Depuis juillet, les activités politiques sont suspendues sur toute l’étendue du territoire bridant ainsi l’expression des droits individuels et collectifs, tandis qu’en raison de l’insécurité, l’état d’urgence demeure dans plusieurs départements de Tillaberi et Diffa. En outre, l’abrogation récente de la loi 2015-36 du 26 mai 2015 relative au trafic de migrants au Niger pourrait engendrer une recrudescence du trafic de migrants et occasionner davantage de vulnérabilités pour cers derniers.
S’agissant du volet développement ou capital humain du NEXUS, il faut noter :
- Pour l’éducation, la fermeture de plusieurs écoles du fait de la dégradation de la situation sécuritaire ces dernières années dans certaines zones du pays, notamment Tillabéry. En plus, le système éducatif nigérien est confronté à des défis infrastructurel et démographique qui risquent d’être exacerbés par la situation de crise politico-militaire dans laquelle se trouve le pays.

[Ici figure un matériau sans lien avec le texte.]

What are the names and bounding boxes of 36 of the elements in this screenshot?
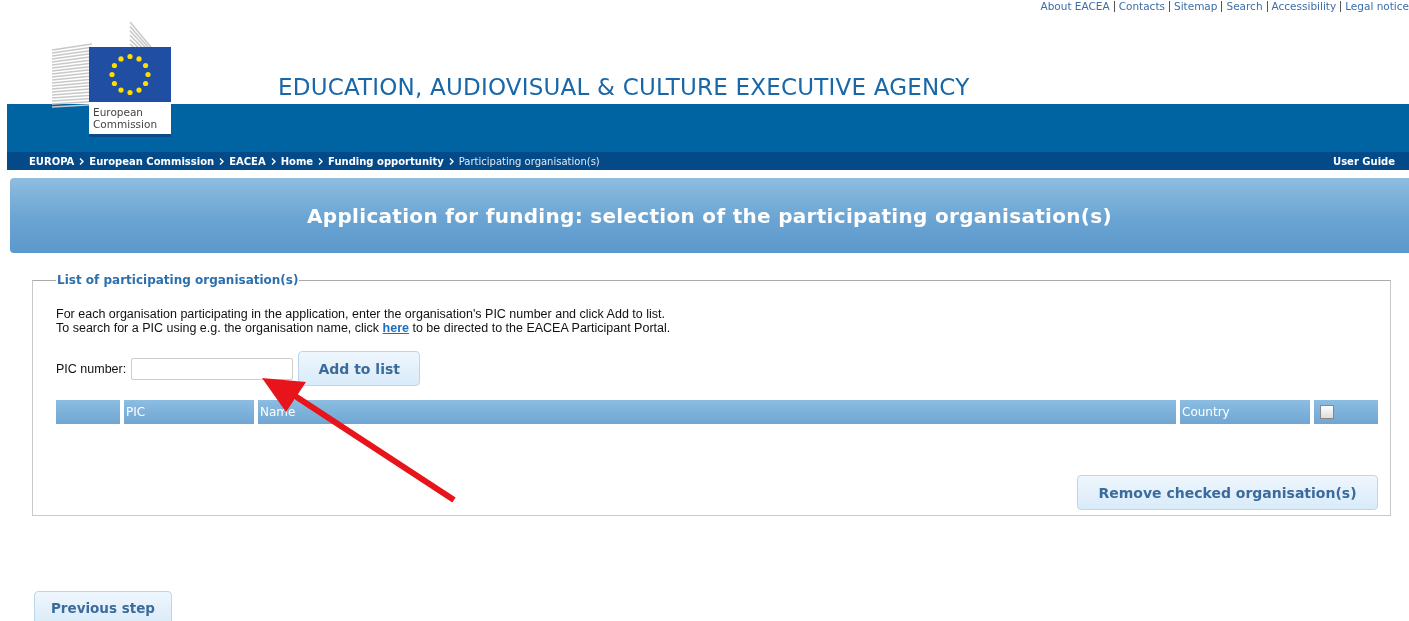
column-header: Name [258,400,1176,424]
column-header: PIC [124,400,254,424]
eu-flag-icon [89,47,171,102]
top-link[interactable]: About EACEA [1040,0,1110,12]
top-link[interactable]: Search [1226,0,1263,12]
select-all-checkbox[interactable] [1320,405,1334,419]
breadcrumb-link[interactable]: EUROPA [29,155,75,167]
breadcrumb-link[interactable]: EACEA [229,155,266,167]
agency-title: EDUCATION, AUDIOVISUAL & CULTURE EXECUTIVE AGENCY [278,74,970,100]
chevron-icon [79,157,85,165]
remove-checked-button[interactable]: Remove checked organisation(s) [1077,475,1378,510]
top-link[interactable]: Accessibility [1271,0,1337,12]
logo-caption: European [93,106,144,118]
pic-number-field[interactable] [131,357,294,380]
chevron-icon [270,157,276,165]
breadcrumb-link[interactable]: European Commission [89,155,215,167]
panel-legend: List of participating organisation(s) [56,273,300,287]
top-link[interactable]: Legal notice [1345,0,1409,12]
breadcrumb-link[interactable]: Participating organisation(s) [458,155,600,167]
top-link[interactable]: Contacts [1118,0,1165,12]
chevron-icon [448,157,454,165]
breadcrumb-link[interactable]: Home [280,155,314,167]
here-link[interactable]: here [382,321,409,335]
column-header: Country [1180,400,1310,424]
instruction-text: For each organisation participating in the application, enter the organisation's PIC number and click Add to list. To search for a PIC using e.g. the organisation name, click here to be directed to the EACEA Participant Portal. [56,307,672,335]
logo-caption: Commission [93,118,159,130]
field-label: PIC number: [56,361,127,376]
table-header [56,400,120,424]
user-guide-link[interactable]: User Guide [1333,155,1395,167]
breadcrumb-link[interactable]: Funding opportunity [328,155,444,167]
top-link[interactable]: Sitemap [1173,0,1218,12]
previous-step-button[interactable]: Previous step [34,591,172,621]
page-title: Application for funding: selection of the participating organisation(s) [307,203,1112,228]
add-to-list-button[interactable]: Add to list [298,351,421,386]
chevron-icon [318,157,324,165]
chevron-icon [219,157,225,165]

- Concernant la santé, en dépit des progrès notables réalisés ces dix dernières années, le système sanitaire nigérien continue d’être confronté à plusieurs défis, y compris l’accès aux soins de qualité, la persistance des maladies transmissibles et non transmissibles, la persistance des maladies à potentiel épidémique, la faiblesse de la couverture en assurance maladie et le défaut du financement du secteur. La crise politique actuelle est venue exacerber les problèmes existants avec la pénurie de médicaments due aux sanctions économiques et commerciales imposées par la CEDEAO.
- S’agissant du volet humanitaire, le Niger continue d’être confronté à plusieurs urgences humanitaires qui défient les capacités de réponse de l’État. L’insécurité dans certaines zones du pays, couplée à l’instabilité croissante dans les pays voisins entrainent un afflux de réfugiés et de déplacés internes. En outre, la crise politique et les sanctions économiques et commerciales ont eu des impacts néfastes sur la sécurité alimentaire et nutritionnelle ainsi que la situation des droits de l’homme et le genre.

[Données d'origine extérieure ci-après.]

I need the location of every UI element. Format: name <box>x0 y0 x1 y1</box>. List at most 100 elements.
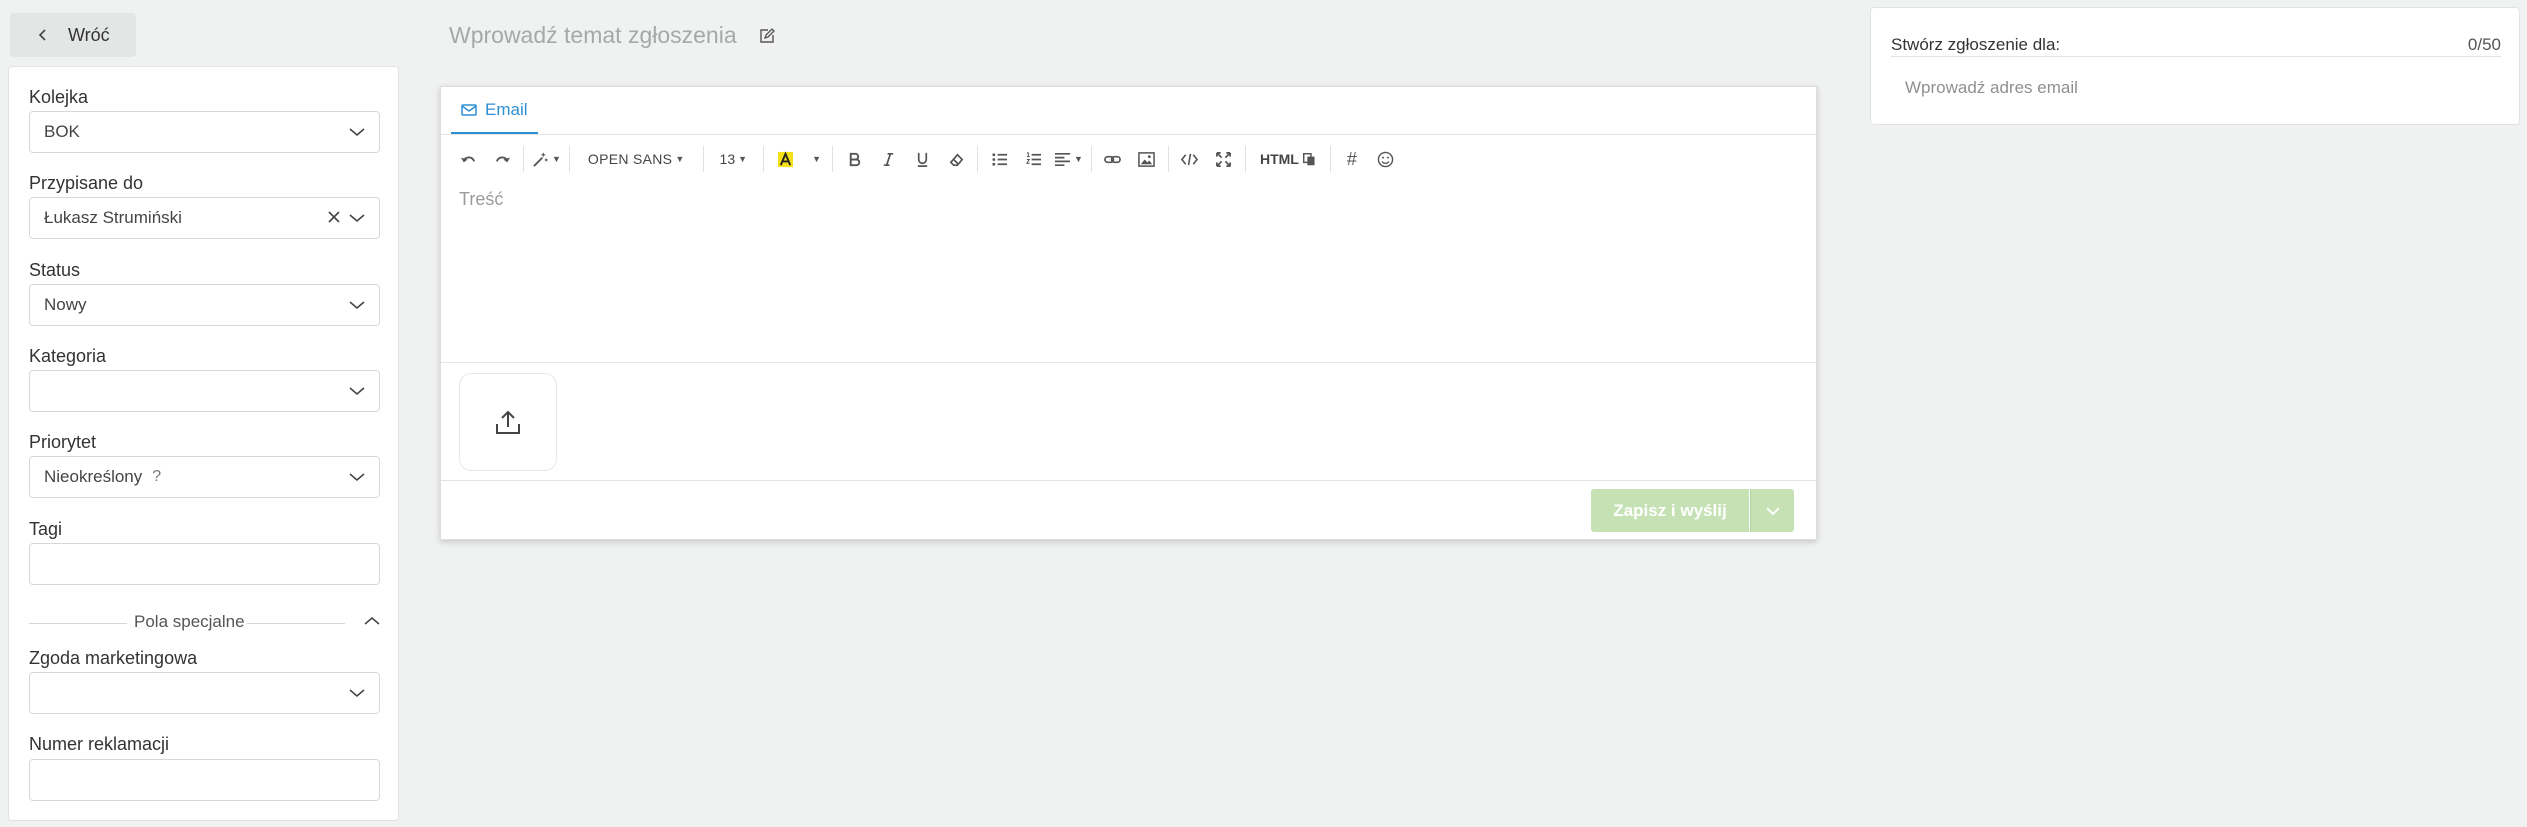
tags-input[interactable] <box>29 543 380 585</box>
underline-icon <box>917 152 927 167</box>
image-button[interactable] <box>1130 144 1164 174</box>
redo-icon <box>495 156 510 162</box>
tab-email-label: Email <box>485 99 528 119</box>
caret-down-icon: ▼ <box>1074 154 1083 164</box>
back-label: Wróć <box>68 24 110 45</box>
marketing-consent-select[interactable] <box>29 672 380 714</box>
attachment-upload-button[interactable] <box>459 373 557 471</box>
assigned-label: Przypisane do <box>29 173 144 193</box>
body-divider <box>441 362 1816 363</box>
priority-select[interactable]: Nieokreślony ? <box>29 456 380 498</box>
save-and-send-button[interactable]: Zapisz i wyślij <box>1591 489 1749 532</box>
edit-icon[interactable] <box>759 27 775 44</box>
eraser-icon <box>949 153 963 166</box>
numbered-list-button[interactable] <box>1016 144 1050 174</box>
hashtag-button[interactable]: # <box>1335 144 1369 174</box>
subject-field[interactable]: Wprowadź temat zgłoszenia <box>449 22 775 49</box>
fullscreen-button[interactable] <box>1207 144 1241 174</box>
chevron-down-icon <box>349 387 365 396</box>
font-size-value: 13 <box>719 151 736 167</box>
recipient-email-input[interactable] <box>1891 68 2491 108</box>
bold-icon <box>849 152 860 166</box>
copy-icon <box>1302 152 1315 165</box>
caret-down-icon: ▼ <box>552 154 561 164</box>
category-select[interactable] <box>29 370 380 412</box>
status-label: Status <box>29 260 81 280</box>
redo-button[interactable] <box>485 144 519 174</box>
divider-right <box>247 623 345 624</box>
magic-wand-icon <box>533 152 548 167</box>
caret-down-icon: ▼ <box>738 154 748 164</box>
font-family-select[interactable]: OPEN SANS ▼ <box>574 144 699 174</box>
chevron-down-icon <box>1765 506 1780 515</box>
toolbar-separator <box>523 146 524 172</box>
html-label: HTML <box>1259 151 1299 167</box>
text-color-button[interactable] <box>768 144 802 174</box>
text-color-icon <box>777 150 793 167</box>
toolbar-separator <box>1244 146 1246 172</box>
align-button[interactable]: ▼ <box>1050 144 1087 174</box>
bold-button[interactable] <box>837 144 871 174</box>
underline-button[interactable] <box>905 144 939 174</box>
queue-label: Kolejka <box>29 87 89 107</box>
priority-value: Nieokreślony <box>44 467 143 486</box>
tags-label: Tagi <box>29 519 63 539</box>
priority-label: Priorytet <box>29 432 97 452</box>
link-button[interactable] <box>1096 144 1130 174</box>
marketing-consent-label: Zgoda marketingowa <box>29 648 198 668</box>
bullet-list-button[interactable] <box>982 144 1016 174</box>
code-icon <box>1181 153 1199 165</box>
toolbar-separator <box>832 146 834 172</box>
toolbar-separator <box>977 146 979 172</box>
toolbar-separator <box>763 146 765 172</box>
bullet-list-icon <box>991 152 1007 166</box>
magic-wand-button[interactable]: ▼ <box>528 144 565 174</box>
status-value: Nowy <box>44 295 87 314</box>
hashtag-icon: # <box>1346 148 1357 169</box>
back-button[interactable]: Wróć <box>10 13 136 57</box>
subject-placeholder[interactable]: Wprowadź temat zgłoszenia <box>449 22 737 49</box>
status-select[interactable]: Nowy <box>29 284 380 326</box>
caret-down-icon: ▼ <box>675 154 685 164</box>
chevron-down-icon <box>349 689 365 698</box>
tab-divider <box>441 134 1816 135</box>
text-color-dropdown[interactable]: ▼ <box>802 144 828 174</box>
email-editor: Email ▼ OPEN SANS ▼ 13 ▼ ▼ ▼ HTML # Treś… <box>440 86 1817 540</box>
font-family-value: OPEN SANS <box>587 151 673 167</box>
chevron-down-icon <box>349 301 365 310</box>
send-options-dropdown[interactable] <box>1750 489 1794 532</box>
chevron-up-icon[interactable] <box>364 615 380 627</box>
fullscreen-icon <box>1216 151 1232 167</box>
assigned-value: Łukasz Strumiński <box>44 208 182 227</box>
toolbar-separator <box>1090 146 1092 172</box>
complaint-number-label: Numer reklamacji <box>29 734 170 754</box>
link-icon <box>1104 155 1122 163</box>
complaint-number-input[interactable] <box>29 759 380 801</box>
email-body[interactable]: Treść <box>459 189 503 210</box>
category-label: Kategoria <box>29 346 107 366</box>
clear-icon[interactable] <box>327 210 341 224</box>
recipient-panel: Stwórz zgłoszenie dla: 0/50 <box>1870 7 2520 125</box>
tab-email[interactable]: Email <box>451 87 538 134</box>
code-view-button[interactable] <box>1173 144 1207 174</box>
recipient-divider <box>1891 56 2501 57</box>
assigned-select[interactable]: Łukasz Strumiński <box>29 197 380 239</box>
emoji-button[interactable] <box>1369 144 1403 174</box>
caret-down-icon: ▼ <box>812 154 821 164</box>
toolbar-separator <box>568 146 570 172</box>
queue-select[interactable]: BOK <box>29 111 380 153</box>
html-button[interactable]: HTML <box>1250 144 1326 174</box>
special-fields-label: Pola specjalne <box>134 612 245 631</box>
formatting-toolbar: ▼ OPEN SANS ▼ 13 ▼ ▼ ▼ HTML # <box>451 141 1403 177</box>
italic-button[interactable] <box>871 144 905 174</box>
undo-button[interactable] <box>451 144 485 174</box>
chevron-down-icon <box>349 128 365 137</box>
emoji-icon <box>1378 151 1394 167</box>
priority-help-icon[interactable]: ? <box>152 468 161 486</box>
font-size-select[interactable]: 13 ▼ <box>708 144 760 174</box>
italic-icon <box>883 152 893 166</box>
ticket-properties-panel: Kolejka BOK Przypisane do Łukasz Strumiń… <box>8 66 399 821</box>
toolbar-separator <box>1167 146 1169 172</box>
recipient-counter: 0/50 <box>2467 35 2501 54</box>
clear-format-button[interactable] <box>939 144 973 174</box>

Face à cela, une analyse des scénarii de sortie de crise a été faite dans le but de mieux préparer l’Equipe pays aux différentes éventualités et lui permettre d’anticiper dans sa planification stratégique pour l’année 2024 aux fins de continuer à poursuivre ses efforts envers la population nigérienne et à contribuer au renforcement du leadership des Nations Unies dans la région du Sahel. À la suite de cette analyse, le scénario le plus probable dégagé est celui d’une transition avec une reconnaissance du CNSP.